ウ 「水の必要量を身近なものと比較するために,進んで作業にとりくんでいるか」を評価する

・ 下位目標3の評価結果

図7 下位目標3の評価結果
図7 下位目標3の評価結果

・ 考察

 ここでは,子どもたちがグループごとに作業しているときに,机間巡視を行い,「形式的に参加しているにすぎない」子どもを座席表にチェックした。男子5名,女子6名を「作業の目的が,よく分からず活動に参加している」と判断し,チェックしている。下位目標の2の考察でも述べたように,ここでも「進んで作業にとりくんでいるかどうか」を,ここに示したような基準で観察することが最適なのかどうかが問題として残る。ただ,机間巡視の問に,それらの子どもに対して,「作業の意味の説明など」をしたので,「作業の意味を指導し,関心を引きあげる」という評価の意図に反するものではなかった。

 この評価場面がなければ見落としたかもしれない,いわゆる「形式的に参加しているにすぎない」子どもを11名も観察することになったのは,作業の目的,方法などを理解させる指導が十分でなかったためであると思われる。

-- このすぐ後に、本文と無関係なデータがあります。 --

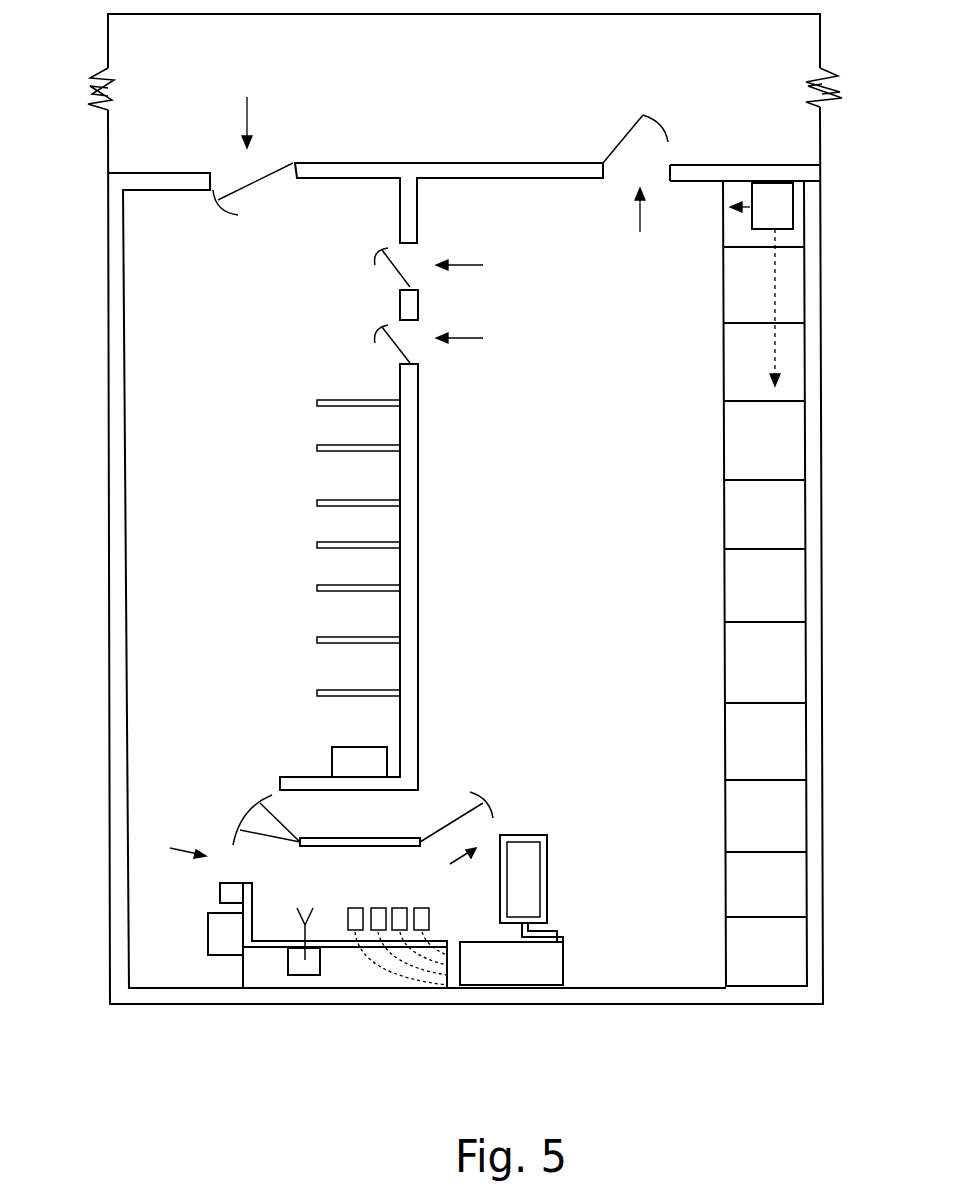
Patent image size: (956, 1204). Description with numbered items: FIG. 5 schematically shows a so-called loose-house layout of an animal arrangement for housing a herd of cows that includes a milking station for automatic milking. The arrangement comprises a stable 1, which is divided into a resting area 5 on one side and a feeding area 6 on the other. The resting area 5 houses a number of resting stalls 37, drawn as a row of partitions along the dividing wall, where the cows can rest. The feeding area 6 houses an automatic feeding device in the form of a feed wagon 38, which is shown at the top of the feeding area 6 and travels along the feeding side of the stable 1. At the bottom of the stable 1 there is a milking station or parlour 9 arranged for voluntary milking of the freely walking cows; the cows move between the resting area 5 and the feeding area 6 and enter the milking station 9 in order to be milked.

The stable 1 is at (97, 825).
The resting area 5 is at (216, 523).
The feeding area 6 is at (523, 520).
The milking station 9 is at (412, 902).
The resting stalls 37 is at (333, 427).
The feed wagon 38 is at (808, 210).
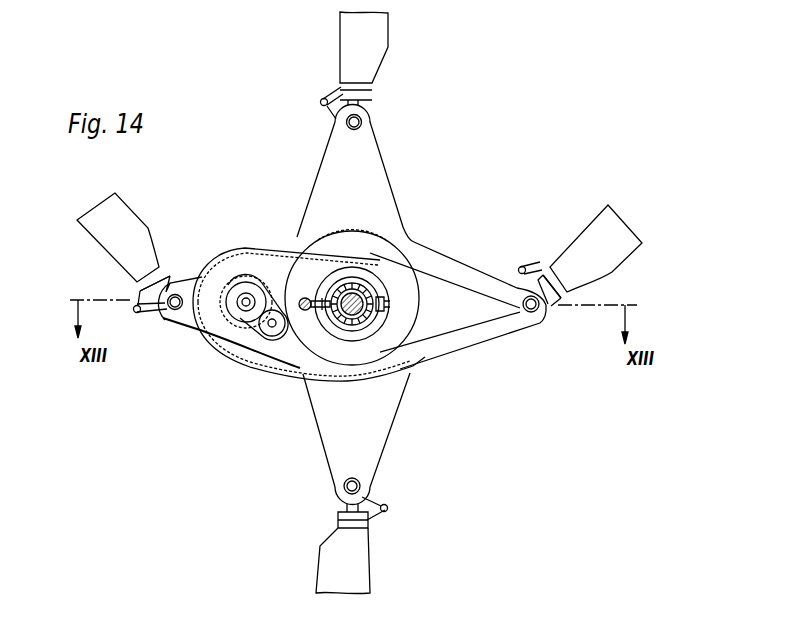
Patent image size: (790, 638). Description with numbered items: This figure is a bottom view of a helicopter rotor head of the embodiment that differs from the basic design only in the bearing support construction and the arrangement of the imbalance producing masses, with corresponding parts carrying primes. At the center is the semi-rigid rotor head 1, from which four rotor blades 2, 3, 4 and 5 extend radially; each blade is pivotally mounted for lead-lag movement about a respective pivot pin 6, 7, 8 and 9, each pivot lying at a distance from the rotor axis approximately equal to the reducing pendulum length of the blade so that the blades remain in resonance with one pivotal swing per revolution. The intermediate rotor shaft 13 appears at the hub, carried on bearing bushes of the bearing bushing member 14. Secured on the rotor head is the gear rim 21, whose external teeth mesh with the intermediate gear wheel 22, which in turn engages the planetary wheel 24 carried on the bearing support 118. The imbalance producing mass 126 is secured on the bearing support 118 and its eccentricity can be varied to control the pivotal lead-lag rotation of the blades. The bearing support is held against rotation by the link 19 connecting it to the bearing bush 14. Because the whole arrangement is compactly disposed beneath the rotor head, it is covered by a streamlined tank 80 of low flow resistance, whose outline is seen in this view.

 以上の評価結果及び考察をとおして,次のような問題を確認した。

・観察法では,いかに基準を設けても,それが指導者の主観によって行われるところが大きいために,見落とし,見誤りがあること。
・作業の様子などを見ながら観察するとき,言動の活発な子どもに「関心・態度」が高いという短絡的な評価をしがちであること。